Refusant de se laisser engluer dans des débats nationaux, l’Europe avance au pas de charge sur la taxonomie

Par   Ludovic DUPIN |Publié le 18/12/2019

Coincée dans les vifs débats entre pro nucléaire et pro gaz, la taxonomie menaçait d’être prise en otage par les États membres. Le trilogue européen a décidé de ne pas se laisser prendre au piège en écartant temporairement ces deux énergies afin d’ores et déjà de s’entendre sur un texte commun, inscrit pleinement dans la dynamique du Green Deal européen.

La Commission et le parlement européens sont bien décidés à ne pas laisser leurs sujets phares sur le climat et l’environnement s’engluer dans les méandres européens. La taxonomie verte, censée donner une définition claire de ce qui est éligible au titre d’investissements verts, en est la preuve. Alors que le sujet était en train de tourner au débat politique entre les États, les autorités européennes ont refusé de perdre l’élan dessiné en 2018 par le HLEG (High Level Expert Group) et précisé à l’été 2019 par le TEG (Technical Expert Group). 

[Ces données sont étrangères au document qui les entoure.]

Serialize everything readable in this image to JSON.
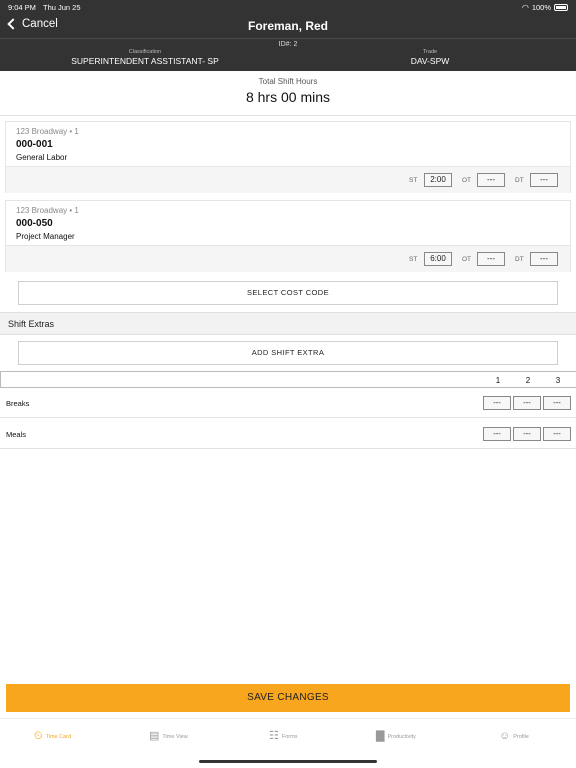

Ainsi dans la nuit du lundi 16 au mardi 17 décembre, le trilogue entre le Parlement, le Conseil et la Commission a abouti à un texte, qui – et ce n’est pas une mince affaire – est parvenu à traiter le gaz et le nucléaire sans froisser ni les Allemands, ni les Français. Interrogé par Novethic, Pascal Canfin, président de la commission environnement du Parlement, explique : "Nous avions un risque que la taxonomie soit prise en otage par le combat entre les pro et les antinucléaires d’un côté, et les pro et anti-gaz de l’autre. Il fallait sortir de cette impasse".

Éviter les intérêts nationaux

Le trilogue entre les trois parties menaçait d’être compliqué par la création de groupes d'experts d'États membres qui devaient "conseiller la Commission sur le caractère approprié des critères d'examen technique". Une mesure qui aurait fait valoir les politiques nationales face à une taxonomie qui se veut réellement européenne. Le compromis trouvé évite ce biais. Sans compter que, selon des sources européennes, la création de tels groupes d’experts aurait contrevenu aux règles européennes. 

La Taxonomie compte aujourd’hui trois catégories : les activités purement vertes neutres en carbone, celles en transition et celles qui rendent possible la transition. Nucléaire et gaz "ne pourront en aucun cas être incluses dans la catégorie purement verte, mais elles ne sont ni incluses et ni exclues par principe des catégories restantes. Elles seront analysées dans le détail par la Commission européenne en 2020 et 2021 de façon à voir sous quelles conditions elles peuvent éventuellement faire partie de la taxonomie", précise Pascal Canfin.

Le fait de temporiser a permis de lancer cette grande initiative au-delà de la seule finance verte. "Au départ la taxonomie devait porter exclusivement sur ce qu’on pourrait qualifier de "niche verte" (…) Nous avons élargi cette ambition initiale", se réjouit Pascal Canfin. En effet, le champ d’application de la taxonomie a été étendu à tous les types d’investissement. "Le standard vert européen signifiera que l’on ne pourra plus vendre de faux investissements verts aux gens", s’enthousiasme William Todts, directeur de l’ONG Transport & Environment.